My crew had a good race, bumping the boat in front fairly quickly. Our stroke girl wrote up the night’s action:
During training W6 had suffered from a tendency to row slower as soon as anyone started watching. Asking the spectators who would inevitably be lining the Cam banks to close their eyes when we approached didn’t seem like a viable option, so it was with some nervousness that we approached the first day of bumps. We would be chasing Champs W3, a boat which included the boss of one of our crew, so the stakes were high. We had to stay focused; we had to stay calm. We had to think of John’s favourite phrase echoing down the river: ‘Keep. A. Lid. On. It.’ Our row down, despite a delayed practice start due to an inconvenient family of ducks, had great control and concentration, and helped us to get into a winning frame of mind – seven’s flow of suggestions for Harry Potter themed calls trickled out, and cox John soon stopped worrying about his socks.Our station was a little too close to the canon for comfort (by the outflow), especially for those who had not experienced bumps before. Managing to remain unphased, though, we had a solid start despite the gun firing a few seconds earlier than expected. It seemed that we had barely settled into a rhythm and become used to rowing in Champs’ wake before whistles started sounding from the towpath, a noise which few of the crew could believe was connected to us. Unbeknown to the W6 rowers, there was some concern on the bank that Champs would bump out before we managed to reach them. Fortunately, we responded to John’s carefully rehearsed calls asking us to focus and to push on, and bumped Champs in time, at first post corner. It was foliage and smiles all round on the row home, and we’re all looking forward to racing in day two – when we’ll once again row like there’s no-one watching. Emily A
James’s crew were pleased with their row – one of the crew wrote it up here:
Brief race description: we’d expected the Sharks (City 3, behind us) to be fast but blow up after 500m. We’d expected St Neots to be OK, but not as good as last year. That latter turned out to be true: we got a whistle on them soon after the start. What we’d omitted to think of was how slow Nines 2 were; St Neots got them around the top of First Post Reach. Happily James (helped by John on the bank) saw them well in time to steer round with minimal loss of speed. That left us with plan B: row past FP and wait for the Sharks to blow up. Alas, they failed to comply, and after dropping back to maybe 2 lengths they began to gain ground around Grassy, to perhaps a length down at the top of the Reach. Still, its now far down the Reach (oh yeah) and they’d only closed to within 3-6 feet by the time we were safe and sound.
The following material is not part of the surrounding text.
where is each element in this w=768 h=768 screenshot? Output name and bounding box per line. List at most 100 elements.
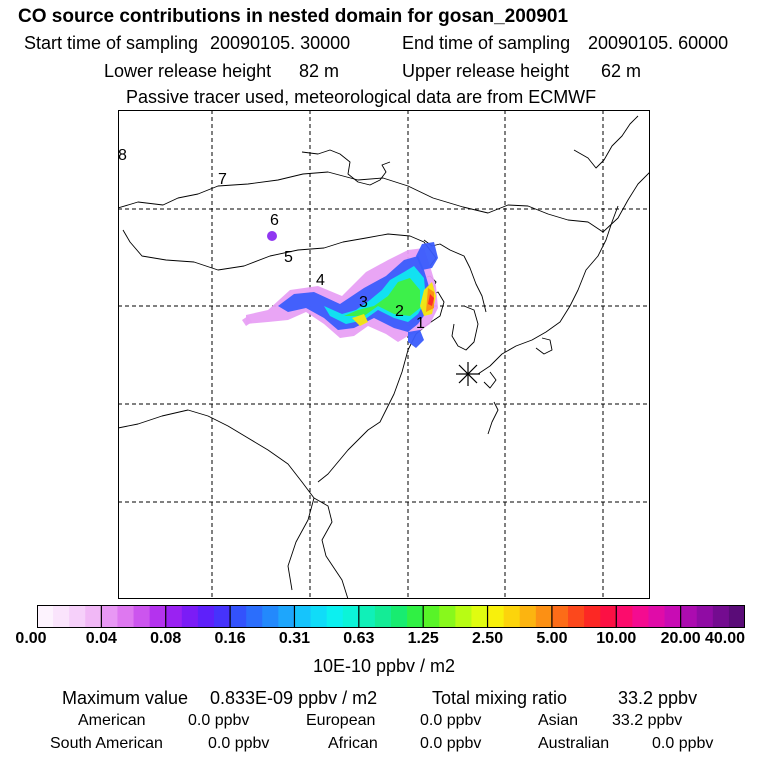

We were all very happy with the row: we felt we’d done well, and “defeated” (if we hadn’t been faster than them over the whole course, we’d done well enough to avoid the bump) a powerful opponent (you can read what they say about themselves at http://www.cityrc.co.uk/images/bumps2013/BumpsProgramMenv7.pdf: they’re hot). Will C
So we’re both going into tonight’s racing feeling confident, and looking forwards to racing.